By RICHARD PÉREZ-PEÑA
Published: August 20, 2007
When Tribune Company shareholders gather tomorrow in Chicago to approve an $8.2 billion plan to take the company private, an uncomfortable question is sure to be on many of their minds: Will this deal fall apart?
The people involved say no, but the market seems to have its doubts.
A lot has changed since April 2, when Tribune and Sam Zell, the real estate billionaire, announced the complex takeover. What looked then like a moderate slump in stock prices in the newspaper industry has turned into something worse, with Tribune suffering more than most, and the credit markets the company will rely on to shoulder its debt having gone from easy to tight.

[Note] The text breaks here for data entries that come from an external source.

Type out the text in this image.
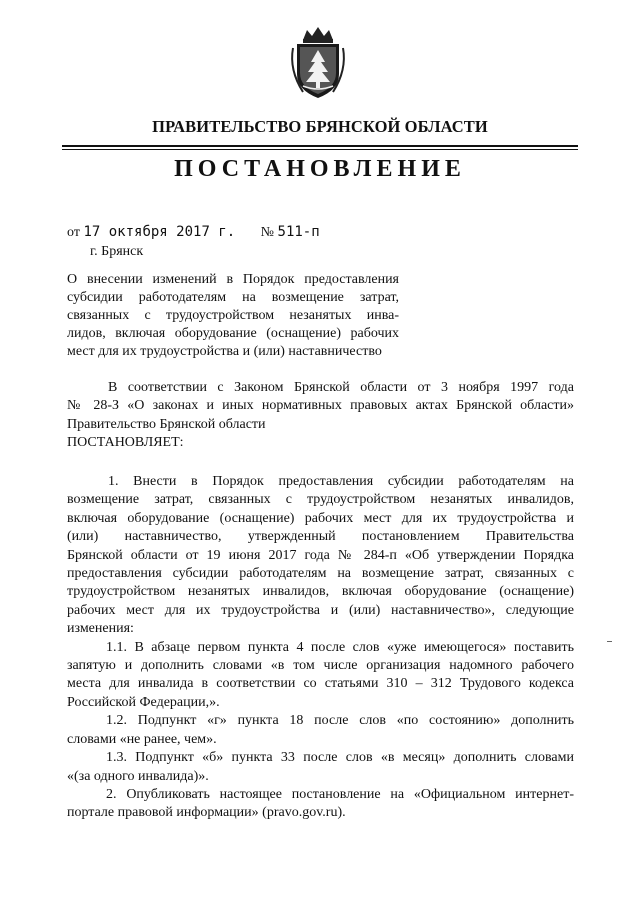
ПРАВИТЕЛЬСТВО БРЯНСКОЙ ОБЛАСТИ
ПОСТАНОВЛЕНИЕ
от 17 октября 2017 г. № 511-п
г. Брянск
О внесении изменений в Порядок предоставления
субсидии работодателям на возмещение затрат,
связанных с трудоустройством незанятых инва-
лидов, включая оборудование (оснащение) рабочих
мест для их трудоустройства и (или) наставничество
В соответствии с Законом Брянской области от 3 ноября 1997 года
№ 28-З «О законах и иных нормативных правовых актах Брянской области»
Правительство Брянской области
ПОСТАНОВЛЯЕТ:
1. Внести в Порядок предоставления субсидии работодателям на
возмещение затрат, связанных с трудоустройством незанятых инвалидов,
включая оборудование (оснащение) рабочих мест для их трудоустройства и
(или) наставничество, утвержденный постановлением Правительства
Брянской области от 19 июня 2017 года № 284-п «Об утверждении Порядка
предоставления субсидии работодателям на возмещение затрат, связанных с
трудоустройством незанятых инвалидов, включая оборудование (оснащение)
рабочих мест для их трудоустройства и (или) наставничество», следующие
изменения:
1.1. В абзаце первом пункта 4 после слов «уже имеющегося» поставить
запятую и дополнить словами «в том числе организация надомного рабочего
места для инвалида в соответствии со статьями 310 – 312 Трудового кодекса
Российской Федерации,».
1.2. Подпункт «г» пункта 18 после слов «по состоянию» дополнить
словами «не ранее, чем».
1.3. Подпункт «б» пункта 33 после слов «в месяц» дополнить словами
«(за одного инвалида)».
2. Опубликовать настоящее постановление на «Официальном интернет-
портале правовой информации» (pravo.gov.ru).
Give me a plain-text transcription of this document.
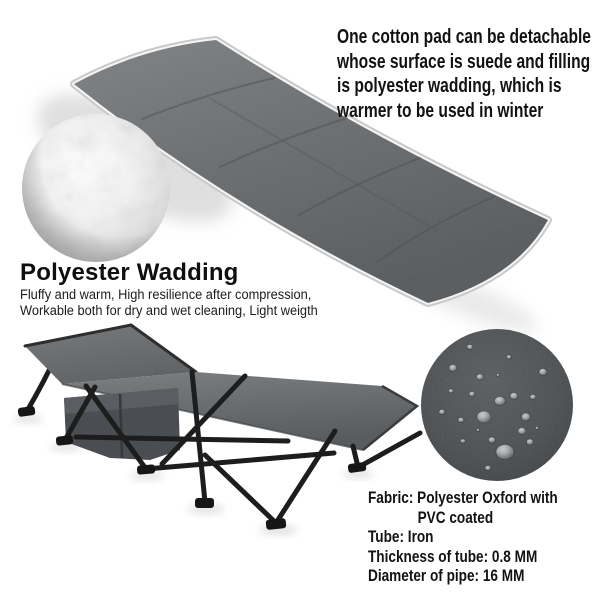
One cotton pad can be detachable
whose surface is suede and filling
is polyester wadding, which is
warmer to be used in winter
Polyester Wadding
Fluffy and warm, High resilience after compression,
Workable both for dry and wet cleaning, Light weigth
Fabric: Polyester Oxford with
PVC coated
Tube: Iron
Thickness of tube: 0.8 MM
Diameter of pipe: 16 MM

The deal promised $34 a share for a stock that had been selling around $30. In May, Tribune bought back half its outstanding shares, with plans to buy the other half in the fourth quarter.
But since then, the trading price has sunk, at one point last Tuesday dipping below $25 — the lowest, adjusted for splits, in nine years. In deal-making circles, a small discount for uncertainty until a transaction closes is standard. But in this kind of situation, with Friday’s closing share price of $25.67, it’s another matter, a discount of nearly 25 percent.
“A lot of people are betting it won’t get done, at least not at that price,” said Dave Novosel, senior analyst at the market research firm Gimme Credit. “From the beginning, it was dicey whether cash flow going forward was good enough to cover the debt, and Tribune has been struggling since then — declining revenue, weaker margins".